Exzellenz

«Exzellenzinitiative» ist eine Vokabel aus der jüngeren Wissenschaftspolitik. Sie fasst die Formeln für Dynamik, Wettbewerb und Elite zusammen und bezeichnet ein Auswahlverfahren, mit dem die Bundesregierung solche Universitäten fördert, die eben besonders dynamisch, kompetitiv und erfolgreich Drittmittelprojekte durchführen. Zwischen Dankbarkeit für die Forschungsfinanzierung und Kritik an einer akademischen Kultur des Antragschreibens, die sich für jedes Fach und jede Hochschule stellt, befindet sich auch die Medienwissenschaft. Sind Repräsentationsfragen, Rankings, Strategien des Selbstmanagements nicht Teil unserer Expertise? Oder kommen wir nicht zu deren Ausarbeitung, weil der nächste Antrag ansteht?

Die «Initiative Exzellenzkritik» hat Argumente und Zahlen zusammengetragen, die GEW lehnt die Spitzenförderung angesichts fehlender Grundfinanzierung ab, der Soziologe Michael Hartmann gibt ein Interview zum «Zweiklassensystem» - und Prof. Dr. Jochen Hörisch nimmt für die ZfM Stellung.

Texte in dieser Debatte: 
Onlinetext

Zum Protest gegen die Exzellenz-Initiative

Die Medien- und Kommunikationswissenschaft ist auch deshalb eine so reizvolle Disziplin, weil sie systematisch mindestens zwei unterschiedliche Forschungsmethoden verbindet – die qualitative und die quantitative.
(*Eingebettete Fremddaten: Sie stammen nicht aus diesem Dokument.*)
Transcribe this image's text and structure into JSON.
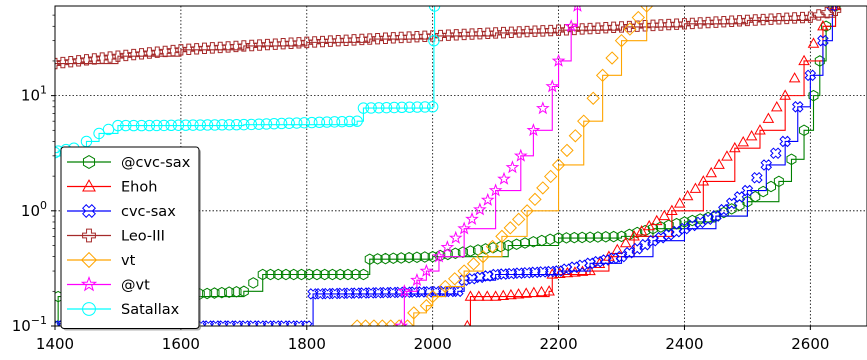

Zur (produktiven!) déformation professionelle qualitativer kulturwissenschaftlicher Verfahren gehört es, Impressionen zwar nicht generell zu vertrauen, ihnen aber doch einen heuristischen Wert zuzutrauen.

Kommentare

Die Modellierung der Exzellenz-Initiative-Kriterien erfolgte (historisch) in einer Phase des Umbruchs zur überwiegend drittmittelfinanzierten Projekt-und Verbundforschung und unter dem wachsenden Einfluss der Umstrukturierung der Higher Education durch NPM. Die grundlegende Neuausrichtung läuft in allen europäischen Hochschuleinheiten auf mess-, zähl- und vergleichbare Kriterien der "scientific excellence" hinaus, was zunächst mehr Transparenz und ein Zusammengehen der europäischen Forschung ermöglichen sollte. Diese Ziele sind in Gefahr vergessen zu werden, doch was bliebe übrig wenn Wissenschaft wie Kreditwirtschaft "aufgestellt" würde ? Wie nachhaltig ist das nach diesen Exzellenz-Kriterien durch steuerbare Prozesse erzeugte wissenschaftliche Wissen, abgesehen von seinem weiteren Umlauf in der elektronischen Datenverarbeitung ? Benachteiligt werden kleine Fächer, Forschungsanliegen jenseits des Großprojekts wie die sprach- und kulturgebundenen, "non-scientific" bezeichneten Geisteswissenschaften. Die Exzellenzinitiative spaltet die Fakultäten und etabliert ein Mehrklassensystem der wissenschaftlich Tätigen, da u.a. universitäre Lehre nach diesem Qualitätsbegriff nicht mehr zur Qualifikation des Wissenschaftlers beitragen kann. Die Exzellenzinitiative sollte Profile der Hochschulen im Wettbewerb untereinander schärfen, stattdessen wirkt sie wie das Messer der Collagisten: einmal quer durch den Bauch der Alma Mater.